Build It — With AI as Your Co-Pilot
Here's the key principle: you direct, AI codes. You're the creative director. AI is the fast developer who can implement your instructions without needing lunch breaks.
Design your logo in SVG
Start a conversation with your AI tool. Open with your creative brief. Something like:
I want to build an SVG logo for a brand called [YOUR NAME].
The vibe is [YOUR 3 WORDS]. The colors are [YOUR COLORS].
The logo should feature the letters [X] and [Y] as bold geometric shapes.
No gradients. Flat vector only. Give me an HTML file with an inline SVG
that I can open in a browser.
When it responds, open the file in your browser. You will probably not love it. That's fine — this is where your job starts.
Iterate like a director
Look at what AI gave you and make specific observations. Avoid vague feedback like "make it better." Instead, be precise:
- "The letter I needs to be further left and have pointed tips top and bottom"
- "The crossbar of the T should have arrowhead ends"
- "The whole logo needs more breathing room — scale everything down 10%"
Each round, AI refines. You review. You redirect. This back-and-forth is the skill you're building — it's the same skill used in professional design, film direction, and product management.
Add the animation
Once you're happy with the logo, ask AI to add a morph animation using Anime.js. Give it a specific transformation target — what should the logo become?
Now I want to add an animation. 2 seconds after the page loads,
the logo shapes should morph into a face using Anime.js SVG path morphing.
The [I shape] becomes the left eyebrow. The [T stem] becomes the nose.
The [crossbar] becomes the right eyebrow. Eyes, nose, and mouth should
appear from the existing shapes. Hold for 1.5 seconds then reverse.
No user interface. Use anime.timeline().
Tune the face
The face coordinates will likely need adjustment. This is normal — SVG coordinate space is abstract. Ask AI to make specific changes:
- "Make the brows sharper and more angled, like war paint"
- "Replace the smooth mouth curve with a jagged zigzag"
- "The eyes should be sharp diamond shapes, not ellipses"
Keep going until the face feels like your face — not just whatever AI defaulted to.
Publish
Copy your final index.html content into your GitHub repo. Go to your repo → click the file → click the pencil icon to edit → paste your code → commit. Wait ~60 seconds and visit your GitHub Pages URL. You shipped something.
Reflect on What Just Happened
You used AI to build something real. But look at what AI didn't do:
- It didn't pick your brand name
- It didn't choose your colors or aesthetic
- It didn't decide the logo should turn into a face
- It didn't know when the face looked wrong
- It didn't know when to stop iterating
Every single one of those decisions was yours. AI was the hands. You were the mind.

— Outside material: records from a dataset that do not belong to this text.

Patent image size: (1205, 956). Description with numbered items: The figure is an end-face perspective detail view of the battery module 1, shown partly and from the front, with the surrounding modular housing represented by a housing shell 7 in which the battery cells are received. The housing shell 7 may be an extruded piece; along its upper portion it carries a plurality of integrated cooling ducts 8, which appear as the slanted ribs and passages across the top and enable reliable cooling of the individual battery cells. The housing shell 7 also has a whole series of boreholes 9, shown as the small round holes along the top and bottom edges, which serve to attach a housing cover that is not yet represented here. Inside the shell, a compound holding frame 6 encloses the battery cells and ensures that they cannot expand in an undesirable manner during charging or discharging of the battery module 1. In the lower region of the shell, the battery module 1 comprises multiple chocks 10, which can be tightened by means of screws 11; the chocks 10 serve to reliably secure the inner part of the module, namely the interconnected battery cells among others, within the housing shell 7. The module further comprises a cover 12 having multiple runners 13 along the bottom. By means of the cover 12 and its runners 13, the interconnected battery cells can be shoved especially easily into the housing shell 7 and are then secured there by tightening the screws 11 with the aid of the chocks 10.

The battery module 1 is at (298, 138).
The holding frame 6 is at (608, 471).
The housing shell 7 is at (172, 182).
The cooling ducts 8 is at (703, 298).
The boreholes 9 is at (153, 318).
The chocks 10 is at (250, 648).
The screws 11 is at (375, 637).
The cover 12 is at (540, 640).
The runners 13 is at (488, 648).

You just proved that doesn't have to happen.”
Discussion questions — talk with a partner or write your answers:
- At what point in the process did you feel most "in control"? When did you feel least in control?
- If you had tried to write all this code yourself from scratch, what would have been different about the experience?
- Can you think of a creative field where AI-as-collaborator would be most useful? Most dangerous?
- What's one thing AI suggested that you changed or rejected? Why?
- How is this different from "AI doing it for you"?
Go Further
The logo animation is just the start. Here's what you can do with the same skills:
- Apply it to any brand — swap the shapes and colors for a band, sports team, podcast, or business
- Change the transformation — instead of a face, morph into an animal, a map, a symbol
- Add sound — trigger a short audio clip when the face appears using the Web Audio API
- Make it interactive — trigger the animation on click or scroll instead of a timer
- Build a full brand page — expand the single page into a landing page for your project
- Generate logo variations — use an AI image tool with your existing logo as a style reference to explore merchandise, stickers, or alternate colorways
In every case, the same rule applies: you bring the idea, AI brings the execution speed. The creativity is always yours to protect.